Las localidades donde el movimiento telúrico se sintió con mayor claridad incluyeron Higüey, el Distrito Nacional y La Romana, tres puntos geográficamente dispersos que dan cuenta del alcance real del evento. La señal sísmica cruzó además el canal de la Mona y fue registrada en Puerto Rico, confirmando la relevancia regional del fenómeno.
Evacuaciones organizadas y protocolos que funcionaron
La respuesta más visible al temblor se produjo en la intersección de las avenidas México y Leopoldo Navarro, en el corazón del Distrito Nacional, donde empleados de diversas instituciones abandonaron sus edificios de forma preventiva. La evacuación se desarrolló de manera ordenada, sin incidentes, siguiendo las directrices de organismos de seguridad y las brigadas internas de emergencia de cada entidad.
El personal fue dirigido hacia los puntos de reunión previamente establecidos, donde permaneció mientras se realizaban las evaluaciones estructurales de los inmuebles. Este tipo de respuesta coordinada refleja el avance en la cultura de prevención sísmica que han impulsado las autoridades dominicanas en los últimos años, especialmente tras los aprendizajes derivados de eventos sísmicos regionales de mayor magnitud.
- Epicentro: 34 km al este de la isla Saona
- Profundidad: 44.9 kilómetros
- Zonas afectadas: Higüey, Distrito Nacional, La Romana y Puerto Rico
- Daños reportados: ninguno hasta el momento
- Evacuaciones: edificios en avenidas México y Leopoldo Navarro
Lo que revelan los datos sobre la actividad sísmica en el este del país
República Dominicana se encuentra en una zona de alta actividad sísmica, ubicada sobre la interacción de las placas tectónicas del Caribe y Norteamérica.
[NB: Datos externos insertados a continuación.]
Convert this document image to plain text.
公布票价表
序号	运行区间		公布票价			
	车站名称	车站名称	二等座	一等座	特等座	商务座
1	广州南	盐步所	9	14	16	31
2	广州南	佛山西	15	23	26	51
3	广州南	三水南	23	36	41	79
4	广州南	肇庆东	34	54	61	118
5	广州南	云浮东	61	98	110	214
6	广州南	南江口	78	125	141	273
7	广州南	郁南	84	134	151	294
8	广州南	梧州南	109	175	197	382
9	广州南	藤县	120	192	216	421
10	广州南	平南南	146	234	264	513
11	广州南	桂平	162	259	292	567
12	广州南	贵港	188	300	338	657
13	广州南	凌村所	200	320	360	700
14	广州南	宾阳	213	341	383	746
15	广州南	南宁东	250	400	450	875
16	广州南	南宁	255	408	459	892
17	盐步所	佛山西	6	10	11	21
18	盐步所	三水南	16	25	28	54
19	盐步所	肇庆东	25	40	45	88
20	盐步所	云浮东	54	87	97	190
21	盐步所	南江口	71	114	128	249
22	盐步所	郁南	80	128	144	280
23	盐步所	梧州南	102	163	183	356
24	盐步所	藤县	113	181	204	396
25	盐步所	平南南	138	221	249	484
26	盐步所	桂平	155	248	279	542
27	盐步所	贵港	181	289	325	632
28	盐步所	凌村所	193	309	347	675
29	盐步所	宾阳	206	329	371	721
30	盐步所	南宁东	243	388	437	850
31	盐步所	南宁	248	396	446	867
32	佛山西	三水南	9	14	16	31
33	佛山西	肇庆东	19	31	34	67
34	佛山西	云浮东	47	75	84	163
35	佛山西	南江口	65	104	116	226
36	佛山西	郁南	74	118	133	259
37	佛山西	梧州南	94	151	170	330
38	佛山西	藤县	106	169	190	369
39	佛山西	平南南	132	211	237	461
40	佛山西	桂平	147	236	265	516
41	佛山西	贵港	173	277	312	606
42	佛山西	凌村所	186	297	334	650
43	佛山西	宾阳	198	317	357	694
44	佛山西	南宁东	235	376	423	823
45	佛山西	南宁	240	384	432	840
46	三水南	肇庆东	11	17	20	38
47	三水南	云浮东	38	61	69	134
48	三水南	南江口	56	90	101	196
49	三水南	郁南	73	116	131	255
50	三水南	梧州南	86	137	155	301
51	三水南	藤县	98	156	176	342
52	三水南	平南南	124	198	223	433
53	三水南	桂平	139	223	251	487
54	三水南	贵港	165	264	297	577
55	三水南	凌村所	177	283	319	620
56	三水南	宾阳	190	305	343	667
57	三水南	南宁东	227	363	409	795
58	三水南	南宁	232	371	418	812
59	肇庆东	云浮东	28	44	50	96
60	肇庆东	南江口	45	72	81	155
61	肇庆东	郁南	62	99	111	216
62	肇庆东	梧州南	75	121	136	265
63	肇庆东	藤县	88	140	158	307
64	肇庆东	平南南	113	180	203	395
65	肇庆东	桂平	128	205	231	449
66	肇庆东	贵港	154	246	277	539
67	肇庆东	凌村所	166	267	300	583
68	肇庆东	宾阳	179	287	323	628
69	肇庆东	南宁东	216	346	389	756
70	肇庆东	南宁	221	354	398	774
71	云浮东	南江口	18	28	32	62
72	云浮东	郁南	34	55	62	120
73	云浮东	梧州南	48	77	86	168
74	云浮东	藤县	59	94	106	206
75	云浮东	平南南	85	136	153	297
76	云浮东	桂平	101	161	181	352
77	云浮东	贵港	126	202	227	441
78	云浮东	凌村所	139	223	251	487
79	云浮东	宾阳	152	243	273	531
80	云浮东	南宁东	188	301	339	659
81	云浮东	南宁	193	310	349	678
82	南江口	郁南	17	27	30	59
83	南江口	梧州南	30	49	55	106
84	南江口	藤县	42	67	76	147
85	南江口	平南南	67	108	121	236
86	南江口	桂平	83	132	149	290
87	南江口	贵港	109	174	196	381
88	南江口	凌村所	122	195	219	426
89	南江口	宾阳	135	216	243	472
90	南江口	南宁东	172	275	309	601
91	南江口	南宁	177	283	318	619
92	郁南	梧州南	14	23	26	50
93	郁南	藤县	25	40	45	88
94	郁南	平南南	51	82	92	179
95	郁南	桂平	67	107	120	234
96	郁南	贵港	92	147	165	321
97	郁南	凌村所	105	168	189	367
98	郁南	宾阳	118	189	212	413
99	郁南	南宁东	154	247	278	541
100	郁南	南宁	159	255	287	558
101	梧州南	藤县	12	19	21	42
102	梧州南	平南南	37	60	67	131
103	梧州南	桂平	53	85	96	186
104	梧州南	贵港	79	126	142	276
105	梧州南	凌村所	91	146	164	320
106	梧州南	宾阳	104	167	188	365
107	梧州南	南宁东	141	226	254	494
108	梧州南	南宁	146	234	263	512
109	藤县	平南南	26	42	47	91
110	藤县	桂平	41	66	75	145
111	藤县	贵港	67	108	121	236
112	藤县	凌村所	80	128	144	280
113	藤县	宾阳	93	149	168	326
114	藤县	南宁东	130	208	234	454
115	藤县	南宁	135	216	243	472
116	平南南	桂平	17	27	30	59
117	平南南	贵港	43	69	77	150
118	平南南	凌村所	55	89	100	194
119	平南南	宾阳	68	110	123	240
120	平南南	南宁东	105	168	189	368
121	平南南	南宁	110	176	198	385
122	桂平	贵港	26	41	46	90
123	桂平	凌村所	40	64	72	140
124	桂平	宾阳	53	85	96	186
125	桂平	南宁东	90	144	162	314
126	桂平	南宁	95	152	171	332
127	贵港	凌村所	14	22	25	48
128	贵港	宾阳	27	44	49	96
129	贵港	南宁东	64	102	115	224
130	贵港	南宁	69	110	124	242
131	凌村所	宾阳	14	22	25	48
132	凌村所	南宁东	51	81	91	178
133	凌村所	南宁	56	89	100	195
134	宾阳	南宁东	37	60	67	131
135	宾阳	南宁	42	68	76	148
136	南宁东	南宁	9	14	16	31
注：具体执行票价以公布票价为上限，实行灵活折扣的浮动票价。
El área oriental de la isla, cercana a la isla Saona y al canal de la Mona, ha registrado históricamente una concentración significativa de eventos sísmicos de diversa magnitud. Un temblor de 5.3 en esa zona no es un hecho aislado, sino parte de un patrón geológico que las autoridades monitorean de forma permanente.
El Instituto Sismológico de la UASD cumple un rol central en ese monitoreo continuo, proporcionando datos en tiempo real que permiten a las autoridades civiles y de protección activar los mecanismos de respuesta adecuados. La rapidez con la que se difundió la información sobre el epicentro, la profundidad y las zonas de percepción del sismo este viernes es un indicador del nivel de preparación institucional alcanzado. Las autoridades continúan verificando las condiciones estructurales de los edificios evacuados antes de autorizar el regreso del personal a sus puestos de trabajo.